Я тоже вижу слишком много, подумала Пруденс, даже то, чего не существует. Вот так она увидела возможность будущего с Чарльзом Рэмси там, где ничего подобного не могло быть. Тряхнув головой в попытке избавиться таким образом от горьких мыслей, она взяла Розу за руку.
– Пойдемте. Мы осмотрим все вместе. Я с удовольствием помогу вам, поскольку в ответ хочу попросить вас об одной любезности.
С гордым видом Роза Торгуд повела Пруденс на экскурсию по дому. Они выбрали плитку для камина. И обсудили детально дверные ручки, драпировки и обои. Наконец Роза решила, что им пора возвратиться в коттедж и подкрепиться чаем с пирожными.
За чаем Роза спросила Пруденс, какую любезность она может оказать ей в благодарность за ее прямо-таки неоценимую помощь.

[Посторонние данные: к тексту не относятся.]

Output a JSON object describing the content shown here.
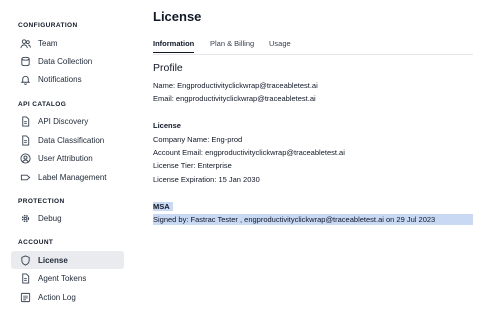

Пруденс ответила не сразу, изучая плавающие у нее в чашке чаинки. Когда она наконец заговорила, голос ее прозвучал необычайно тихо:
– Мне хотелось бы знать, не пересмотрели ли вы своего отношения к идее нанять компаньонку. Если да, то я была бы счастлива получить это место. Ежели нет, тогда… тогда я хотела бы попросить вас приютить меня на ночь. Конечно, если вас это не слишком стеснит.
Роза рассмеялась.
– Стеснит? Ни в коей мере! Оставайтесь на ночь. Даже на неделю, если пожелаете. Мне еще предстоит принять кучу решений, и я была бы весьма рада, если бы вы облегчили мне эту задачу. Завтра мне нужно будет принять окончательное решение по поводу панелей и выбрать обои. Идемте, я скажу, чтобы вам приготовили комнату Эстер. – Роза отдала распоряжение служанке, и та тотчас же вышла из гостиной.
Также были приняты необходимые меры в отношении того, чтобы доставить саквояжи Пру из пансиона миссис Харрис.
И только когда со всеми делами было покончено, Роза наконец отреагировала на другую просьбу Пруденс.
– А как же ваш кузен, дорогая? – спросила она. – Не будет ли он скучать по вам, если вы станете моей компаньонкой?
Пруденс горько усмехнулась.
– Нет, Роза. Он не будет по мне скучать. Видите ли, в отношении меня он, что называется, умыл руки.